Net Income Per Share
Net Income Per Share
Basic net income per weighted average share has been computed using the weighted average number of shares of common stock outstanding during the period. Diluted net income per weighted average share is computed using the weighted average number of common and dilutive common equivalent shares outstanding during the period. Common equivalent shares consist of stock options, restricted stock and restricted stock units, our $1.725 billion 1.75% convertible senior notes due 2013 and associated warrants. Additionally, for purposes of calculating diluted net income per weighted average share, net income is adjusted for the difference between VMware’s reported diluted and basic net income per weighted average share, if any, multiplied by the number of shares of VMware held by EMC.
Adjustments for Immaterial Prior Period Accounting Error
Adjustments for Immaterial Prior Period Accounting Error
During the second quarter of 2012, we determined that since VMware’s public offering in 2007, we have incorrectly recorded deferred tax liabilities on the gains and losses associated with changes in the non-controlling interest. These deferred tax liabilities were recorded as a reduction to additional paid-in capital and therefore had no impact on our previously reported consolidated income statements. The error resulted in an overstatement of our deferred tax liability and an understatement of our additional paid-in capital of $352.6 million in our December 31, 2011 consolidated balance sheet and an understatement of additional paid-in capital of $357.2 million in our statement of shareholders’ equity for the nine months ended September 30, 2011.  These corrections are reflected in the consolidated balance sheets as of December 31, 2011 and in the statement of shareholders’ equity for the nine months ended September 30, 2011 and are not material to the consolidated balance sheets or statements of shareholders’ equity for the years ended December 31, 2011, 2010, 2009, 2008 or 2007 or any related interim periods. In addition, the error resulted in an overstatement of our deferred tax liability and an understatement of our additional paid-in capital of $467.1 million in our December 31, 2010 consolidated balance sheet and statement of shareholders’ equity and an understatement of additional paid-in capital of $499.6 million in our statement of shareholders’ equity at December 31, 2009. These adjusted prior-period balances will be reflected in our future filings.

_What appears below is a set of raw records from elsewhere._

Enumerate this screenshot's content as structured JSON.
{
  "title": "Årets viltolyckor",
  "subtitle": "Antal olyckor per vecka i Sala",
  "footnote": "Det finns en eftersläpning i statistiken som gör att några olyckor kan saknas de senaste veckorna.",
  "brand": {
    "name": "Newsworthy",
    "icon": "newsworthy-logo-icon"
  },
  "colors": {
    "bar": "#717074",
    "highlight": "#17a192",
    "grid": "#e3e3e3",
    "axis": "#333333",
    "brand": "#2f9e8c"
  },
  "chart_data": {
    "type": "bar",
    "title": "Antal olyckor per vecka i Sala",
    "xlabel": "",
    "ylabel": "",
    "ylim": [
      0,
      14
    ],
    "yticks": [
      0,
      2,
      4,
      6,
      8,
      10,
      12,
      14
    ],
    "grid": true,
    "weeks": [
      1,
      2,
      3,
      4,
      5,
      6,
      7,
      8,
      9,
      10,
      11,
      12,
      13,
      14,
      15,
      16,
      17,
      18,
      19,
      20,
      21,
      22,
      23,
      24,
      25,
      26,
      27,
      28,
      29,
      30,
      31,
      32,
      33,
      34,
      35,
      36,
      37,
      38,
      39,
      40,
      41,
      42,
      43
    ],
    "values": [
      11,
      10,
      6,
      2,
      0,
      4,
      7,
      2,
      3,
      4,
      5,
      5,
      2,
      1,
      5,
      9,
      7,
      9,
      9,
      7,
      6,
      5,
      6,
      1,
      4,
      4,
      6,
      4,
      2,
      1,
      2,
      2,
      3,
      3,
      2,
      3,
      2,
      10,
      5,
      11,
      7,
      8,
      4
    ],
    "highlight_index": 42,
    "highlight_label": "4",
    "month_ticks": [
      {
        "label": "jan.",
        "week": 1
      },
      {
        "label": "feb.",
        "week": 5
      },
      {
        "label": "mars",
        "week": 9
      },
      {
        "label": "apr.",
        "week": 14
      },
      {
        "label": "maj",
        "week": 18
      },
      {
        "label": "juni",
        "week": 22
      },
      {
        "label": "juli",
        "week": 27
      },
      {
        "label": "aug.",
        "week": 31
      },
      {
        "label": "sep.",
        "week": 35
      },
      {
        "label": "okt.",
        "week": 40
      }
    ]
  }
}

Recent Accounting Pronouncements
Recent Accounting Pronouncements
In July 2012, the Financial Accounting Standards Board (“FASB”) issued new guidance intended to simplify the impairment testing of indefinite-lived intangible assets other than goodwill. Under this guidance, an entity is allowed to perform a qualitative assessment about the likelihood of impairment of an indefinite-lived intangible asset to determine whether further impairment testing is necessary, similar in approach to the goodwill impairment test. This new guidance is effective for fiscal years beginning after September 15, 2012. We do not believe the adoption of the new guidance will have an impact on our consolidated financial position, results of operations or cash flows.
In May 2011, the FASB issued new guidance to achieve common fair value measurement and disclosure requirements between GAAP and International Financial Reporting Standards. This new guidance amends current fair value measurement and disclosure guidance to include increased disclosures regarding valuation inputs and investment categorization. The adoption of this new accounting guidance in 2012 did not have a material impact on our consolidated financial position, results of operations or cash flows.